Under the GDPR, one of the requirements for compliance is the process of completing a DPIA, or Data Protection Impact Assessment. The ICO mandates DPIAs to be filled out for processing operations that are “likely to result in risk.”
But what exactly does “likely to result in risk” mean? How can organizations form a solid definition of this term to use in their DPIA and overall GDPR compliance plan? Even though the GDPR is vague about what this means, there are plenty of examples of what a high-risk action or process is. In this guide, we’ll break down everything you need to know about what is likely to result in risk under the GDPR, as well as some examples of what to look out for.
You can identify and reduce a project's data protection risks by doing a data protection impact assessment (DPIA). It is a particular kind of evaluation carried out in relation to a particular processing activity to guarantee that any privacy risks have been noted and safeguards have been implemented where appropriate.
For processing that poses a significant danger to people, a DPIA is required. This contains a few particular categories of processing. A DPIA should be conducted for each additional significant project involving the handling of personal data.
Data controllers must conduct a data protection impact assessment in compliance with Article 35 of the GDPR if a processing operation, particularly one involving the use of new technologies, is "likely to result in a high risk to the rights and freedoms of natural persons."
Data controllers are obligated to conduct a data protection impact assessment in accordance with Article 35 of the GDPR if data processing activities, particularly those utilizing new technologies, are "likely to result in a high risk to the rights and freedoms of natural people." Neither "high risk" nor "DPIA" are defined under the GDPR. However, some standards for what constitutes "high risk" are listed in laws and regulations, which are in-depth explored in Section 4.
In brief, processing significant volumes of data, sensitive or special categories of personal data, or processing procedures utilizing new technologies for which the controller has not yet performed a DPIA may be associated with high risk.
To get a better grasp on what is considered high risk under the GDPR, let’s take a look at some examples.
This risk would apply to processing requiring the deployment of unique applications of already available technology. When paired with any other need from WP248rev01, a DPIA is necessary for any proposed processing processes requiring creative technology usage or the implementation of novel organizational and technological strategies.
Depending on the particulars of the processing, examples of this include artificial intelligence, machine learning and deep learning, connected and autonomous cars, intelligent transportation systems, smart technologies, market research including neuro-measurement, and various IoT applications.
Instances where the controller believes that adhering to Article 14 would be impossible or require an unreasonable amount of effort are known as invisible processing, as described in Article 14.5. Invisible processing is the processing of personal data that has not been directly obtained from the data subject. Any proposed processing action where the controller is relying on Article 14.5 requires a DPIA.
List brokering, direct marketing, online tracking, advertising, data aggregation, and the reuse of publicly accessible data are a few examples of this processing.
Processing that involves tracking a person's geolocation or activity, including but not limited to the online world, is known as tracking.
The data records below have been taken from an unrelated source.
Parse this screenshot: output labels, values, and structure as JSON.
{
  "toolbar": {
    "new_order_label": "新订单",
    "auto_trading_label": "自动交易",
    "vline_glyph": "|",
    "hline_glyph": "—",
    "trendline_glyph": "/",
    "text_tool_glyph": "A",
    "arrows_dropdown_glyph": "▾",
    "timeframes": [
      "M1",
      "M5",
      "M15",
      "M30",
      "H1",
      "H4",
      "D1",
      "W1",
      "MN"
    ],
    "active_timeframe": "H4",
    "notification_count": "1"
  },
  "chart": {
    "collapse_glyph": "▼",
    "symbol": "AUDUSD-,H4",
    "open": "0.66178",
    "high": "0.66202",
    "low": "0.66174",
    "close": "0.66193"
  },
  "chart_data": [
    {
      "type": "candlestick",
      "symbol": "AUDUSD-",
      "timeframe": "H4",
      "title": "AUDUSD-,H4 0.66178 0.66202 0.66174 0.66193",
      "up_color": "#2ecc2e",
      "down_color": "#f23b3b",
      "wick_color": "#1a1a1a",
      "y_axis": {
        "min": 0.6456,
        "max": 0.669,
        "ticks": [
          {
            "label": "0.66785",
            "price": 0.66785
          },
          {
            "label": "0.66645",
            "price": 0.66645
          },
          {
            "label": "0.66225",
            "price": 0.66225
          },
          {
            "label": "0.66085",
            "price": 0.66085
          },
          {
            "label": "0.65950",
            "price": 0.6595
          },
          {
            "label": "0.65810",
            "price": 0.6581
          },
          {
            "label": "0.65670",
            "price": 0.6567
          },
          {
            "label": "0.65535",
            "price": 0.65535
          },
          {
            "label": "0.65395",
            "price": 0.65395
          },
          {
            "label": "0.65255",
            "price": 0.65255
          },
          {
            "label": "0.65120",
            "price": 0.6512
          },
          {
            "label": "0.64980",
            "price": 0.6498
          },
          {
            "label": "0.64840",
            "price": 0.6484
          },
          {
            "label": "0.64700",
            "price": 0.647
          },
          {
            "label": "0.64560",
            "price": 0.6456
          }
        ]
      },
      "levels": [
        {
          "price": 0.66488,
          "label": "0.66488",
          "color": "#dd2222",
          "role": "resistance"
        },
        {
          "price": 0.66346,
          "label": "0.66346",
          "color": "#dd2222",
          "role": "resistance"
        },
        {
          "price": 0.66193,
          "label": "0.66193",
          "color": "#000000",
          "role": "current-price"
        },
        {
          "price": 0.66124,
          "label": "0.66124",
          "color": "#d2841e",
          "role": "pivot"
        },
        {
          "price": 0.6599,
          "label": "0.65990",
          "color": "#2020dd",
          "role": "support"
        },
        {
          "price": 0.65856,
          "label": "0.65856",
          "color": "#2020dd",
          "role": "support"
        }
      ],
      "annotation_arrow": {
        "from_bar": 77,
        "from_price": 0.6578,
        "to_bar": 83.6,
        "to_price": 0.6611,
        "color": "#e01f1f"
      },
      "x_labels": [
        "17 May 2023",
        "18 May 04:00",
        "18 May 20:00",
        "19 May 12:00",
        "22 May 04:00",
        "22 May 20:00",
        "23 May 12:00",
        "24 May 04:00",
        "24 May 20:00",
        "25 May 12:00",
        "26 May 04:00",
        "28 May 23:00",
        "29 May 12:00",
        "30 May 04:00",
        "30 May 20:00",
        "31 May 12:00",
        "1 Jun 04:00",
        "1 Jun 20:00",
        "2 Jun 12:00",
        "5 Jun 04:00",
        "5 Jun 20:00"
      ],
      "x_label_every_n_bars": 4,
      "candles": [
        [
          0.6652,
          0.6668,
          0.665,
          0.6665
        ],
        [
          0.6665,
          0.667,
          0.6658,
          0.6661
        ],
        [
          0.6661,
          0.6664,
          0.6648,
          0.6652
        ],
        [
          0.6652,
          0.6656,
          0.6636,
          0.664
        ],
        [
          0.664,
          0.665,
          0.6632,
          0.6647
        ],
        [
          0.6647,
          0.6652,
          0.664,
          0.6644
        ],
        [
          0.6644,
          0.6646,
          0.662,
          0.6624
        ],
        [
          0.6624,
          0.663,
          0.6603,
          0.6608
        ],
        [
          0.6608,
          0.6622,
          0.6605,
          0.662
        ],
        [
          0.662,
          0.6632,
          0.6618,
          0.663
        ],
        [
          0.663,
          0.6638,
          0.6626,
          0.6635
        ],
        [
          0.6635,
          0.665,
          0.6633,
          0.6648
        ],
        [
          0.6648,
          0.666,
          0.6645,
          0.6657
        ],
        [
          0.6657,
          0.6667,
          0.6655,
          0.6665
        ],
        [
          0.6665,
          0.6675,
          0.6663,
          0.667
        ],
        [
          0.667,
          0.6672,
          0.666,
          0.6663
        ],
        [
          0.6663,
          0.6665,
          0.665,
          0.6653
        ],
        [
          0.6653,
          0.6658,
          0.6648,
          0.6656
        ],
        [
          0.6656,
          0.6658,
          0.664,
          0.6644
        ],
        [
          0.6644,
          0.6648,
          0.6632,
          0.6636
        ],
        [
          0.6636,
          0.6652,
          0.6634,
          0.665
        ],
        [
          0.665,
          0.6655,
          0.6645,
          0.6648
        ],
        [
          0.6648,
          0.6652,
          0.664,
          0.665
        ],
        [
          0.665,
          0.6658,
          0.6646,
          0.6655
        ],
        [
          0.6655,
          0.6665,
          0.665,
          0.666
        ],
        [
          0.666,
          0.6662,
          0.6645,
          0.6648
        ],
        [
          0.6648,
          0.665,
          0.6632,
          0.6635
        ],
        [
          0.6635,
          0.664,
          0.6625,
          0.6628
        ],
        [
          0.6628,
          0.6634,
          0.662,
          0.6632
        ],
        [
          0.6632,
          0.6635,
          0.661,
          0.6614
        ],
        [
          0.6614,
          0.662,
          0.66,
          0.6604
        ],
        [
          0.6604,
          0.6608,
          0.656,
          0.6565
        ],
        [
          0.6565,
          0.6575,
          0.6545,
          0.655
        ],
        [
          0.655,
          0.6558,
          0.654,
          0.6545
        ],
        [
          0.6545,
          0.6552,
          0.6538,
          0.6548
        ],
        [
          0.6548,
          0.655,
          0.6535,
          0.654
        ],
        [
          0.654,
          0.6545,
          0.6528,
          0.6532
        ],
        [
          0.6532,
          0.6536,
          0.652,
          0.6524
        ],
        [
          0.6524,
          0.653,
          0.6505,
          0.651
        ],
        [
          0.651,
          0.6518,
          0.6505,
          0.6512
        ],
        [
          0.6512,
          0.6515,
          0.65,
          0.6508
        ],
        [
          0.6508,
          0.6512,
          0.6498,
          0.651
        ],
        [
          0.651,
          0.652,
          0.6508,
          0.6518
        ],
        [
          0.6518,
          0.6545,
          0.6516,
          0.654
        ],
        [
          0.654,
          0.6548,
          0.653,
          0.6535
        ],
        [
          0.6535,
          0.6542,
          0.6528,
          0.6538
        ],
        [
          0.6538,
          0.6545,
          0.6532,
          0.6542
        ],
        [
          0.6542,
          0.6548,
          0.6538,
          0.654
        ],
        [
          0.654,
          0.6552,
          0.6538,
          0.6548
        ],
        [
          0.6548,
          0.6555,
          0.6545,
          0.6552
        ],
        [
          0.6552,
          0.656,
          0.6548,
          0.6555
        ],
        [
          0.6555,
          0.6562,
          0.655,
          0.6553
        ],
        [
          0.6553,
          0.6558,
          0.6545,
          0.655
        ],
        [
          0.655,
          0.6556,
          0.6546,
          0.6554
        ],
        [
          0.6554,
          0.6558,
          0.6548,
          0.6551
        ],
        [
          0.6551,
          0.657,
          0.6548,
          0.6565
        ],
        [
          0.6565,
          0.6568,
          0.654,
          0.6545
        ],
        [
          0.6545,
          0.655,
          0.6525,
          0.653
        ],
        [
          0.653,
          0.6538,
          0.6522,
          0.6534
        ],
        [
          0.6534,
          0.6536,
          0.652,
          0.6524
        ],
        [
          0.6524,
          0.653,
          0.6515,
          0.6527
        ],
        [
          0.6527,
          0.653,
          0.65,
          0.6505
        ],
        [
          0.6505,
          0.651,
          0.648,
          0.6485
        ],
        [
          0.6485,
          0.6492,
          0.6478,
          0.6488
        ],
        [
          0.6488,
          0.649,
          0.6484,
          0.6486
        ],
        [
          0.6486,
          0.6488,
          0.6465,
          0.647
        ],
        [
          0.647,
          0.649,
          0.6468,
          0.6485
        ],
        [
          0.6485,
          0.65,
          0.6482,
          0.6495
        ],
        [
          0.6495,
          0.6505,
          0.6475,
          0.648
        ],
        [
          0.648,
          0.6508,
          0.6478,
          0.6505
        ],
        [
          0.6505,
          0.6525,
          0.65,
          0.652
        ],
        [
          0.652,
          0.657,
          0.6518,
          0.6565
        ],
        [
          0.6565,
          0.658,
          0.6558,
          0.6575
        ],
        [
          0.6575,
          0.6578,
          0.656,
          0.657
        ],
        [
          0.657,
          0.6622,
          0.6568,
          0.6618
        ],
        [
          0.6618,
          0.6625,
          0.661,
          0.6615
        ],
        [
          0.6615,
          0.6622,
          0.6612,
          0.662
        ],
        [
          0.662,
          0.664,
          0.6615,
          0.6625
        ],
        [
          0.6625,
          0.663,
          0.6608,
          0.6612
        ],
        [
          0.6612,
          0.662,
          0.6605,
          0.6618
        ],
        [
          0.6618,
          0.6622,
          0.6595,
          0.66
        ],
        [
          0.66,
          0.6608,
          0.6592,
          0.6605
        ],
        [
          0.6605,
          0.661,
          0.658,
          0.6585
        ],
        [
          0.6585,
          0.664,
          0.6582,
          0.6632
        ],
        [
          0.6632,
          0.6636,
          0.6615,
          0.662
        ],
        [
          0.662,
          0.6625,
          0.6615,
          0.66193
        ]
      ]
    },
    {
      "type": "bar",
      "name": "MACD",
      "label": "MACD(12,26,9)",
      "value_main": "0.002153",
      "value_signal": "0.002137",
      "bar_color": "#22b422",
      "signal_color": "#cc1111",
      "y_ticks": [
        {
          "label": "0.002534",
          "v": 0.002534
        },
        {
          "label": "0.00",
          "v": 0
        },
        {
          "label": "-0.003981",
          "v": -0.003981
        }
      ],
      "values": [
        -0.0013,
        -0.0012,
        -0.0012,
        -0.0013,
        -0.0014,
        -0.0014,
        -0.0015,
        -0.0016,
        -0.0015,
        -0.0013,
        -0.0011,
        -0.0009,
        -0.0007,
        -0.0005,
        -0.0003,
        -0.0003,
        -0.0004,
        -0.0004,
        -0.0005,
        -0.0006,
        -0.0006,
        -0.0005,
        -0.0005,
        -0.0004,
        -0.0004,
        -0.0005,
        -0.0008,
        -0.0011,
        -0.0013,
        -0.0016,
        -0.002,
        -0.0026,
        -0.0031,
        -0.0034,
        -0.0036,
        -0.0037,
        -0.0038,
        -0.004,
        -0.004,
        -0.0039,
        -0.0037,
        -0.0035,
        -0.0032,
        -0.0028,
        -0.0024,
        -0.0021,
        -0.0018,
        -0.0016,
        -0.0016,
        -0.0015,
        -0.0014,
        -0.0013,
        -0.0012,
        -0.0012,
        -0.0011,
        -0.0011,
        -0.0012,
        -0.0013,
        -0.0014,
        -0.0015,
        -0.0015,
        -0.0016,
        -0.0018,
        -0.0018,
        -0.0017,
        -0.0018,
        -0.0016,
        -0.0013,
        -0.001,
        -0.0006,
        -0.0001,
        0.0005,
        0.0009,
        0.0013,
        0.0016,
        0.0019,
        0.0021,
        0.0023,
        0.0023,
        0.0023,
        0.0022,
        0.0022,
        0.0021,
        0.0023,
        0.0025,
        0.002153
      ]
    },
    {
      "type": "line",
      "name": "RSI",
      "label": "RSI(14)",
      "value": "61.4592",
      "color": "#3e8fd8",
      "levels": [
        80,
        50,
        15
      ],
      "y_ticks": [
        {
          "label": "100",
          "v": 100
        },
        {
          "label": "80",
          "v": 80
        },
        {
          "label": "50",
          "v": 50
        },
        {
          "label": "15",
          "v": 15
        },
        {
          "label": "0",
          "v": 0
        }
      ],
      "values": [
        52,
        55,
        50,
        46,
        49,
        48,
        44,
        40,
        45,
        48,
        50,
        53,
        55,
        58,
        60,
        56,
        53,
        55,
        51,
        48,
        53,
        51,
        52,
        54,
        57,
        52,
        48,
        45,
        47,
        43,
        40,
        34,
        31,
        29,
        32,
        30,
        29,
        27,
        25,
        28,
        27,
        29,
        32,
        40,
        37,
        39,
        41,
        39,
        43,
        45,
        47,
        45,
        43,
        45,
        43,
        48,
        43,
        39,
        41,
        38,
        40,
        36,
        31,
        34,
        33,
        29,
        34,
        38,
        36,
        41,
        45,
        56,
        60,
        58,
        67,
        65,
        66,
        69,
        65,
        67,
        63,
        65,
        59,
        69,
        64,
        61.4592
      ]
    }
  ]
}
Any proposed processing procedure using geolocation data must first undergo a DPIA. Social media platforms, software programs, online advertisements, web and cross-device monitoring, eye tracking, data processing at work, data processing in the context of working from home and other distant locations are a few examples.
Any processing of genetic data that isn't done by a specific doctor or other health care provider for the purpose of providing direct treatment to the data subject is considered to be the processing of genetic information. Any anticipated processing actions involving genetic data should be subject to a DPIA. DNA testing, medical research, and medical diagnostics are a few examples.
Another possible issue is data matching, which includes merging, contrasting, or matching personal data gathered from several sources. Examples include federated identity assurance services, direct marketing, tracking personal usage of statutory services or benefits, and fraud protection.
Denial of service occurs when judgments concerning a person's access to a good, service, opportunity, or benefit are made in part or entirely based on automated decision-making, or when special-category data is processed.
Credit checks, mortgage or insurance applications, and other pre-check procedures connected to contracts are some of the most typical forms of denial of service.
Any extensive individual profiling carried out by an organization poses this risk. Examples of this include information processed by Smart Meters or IoT apps, fitness or lifestyle tracking gear and software, social media networks, and the integration of AI into current processes.
Any processing of biometric information aimed at uniquely identifying a person is subject to this danger. When paired with any other criterion from WP248rev01, a DPIA is necessary for any anticipated processing activities using biometric data for the purpose of uniquely identifying a person.
Facial recognition technologies, workplace identity verification and access control systems, and access control and identity verification for hardware and apps are some intriguing instances of biometric data threats (including voice recognition, fingerprint, facial recognition, etc.)
If you find yourself still unsure whether certain activities are “likely to result in risk” or not, it is best practice to create a DPIA just in case. It is always better to be overly careful when it comes to identifying and mitigating risks associated with processing personal data.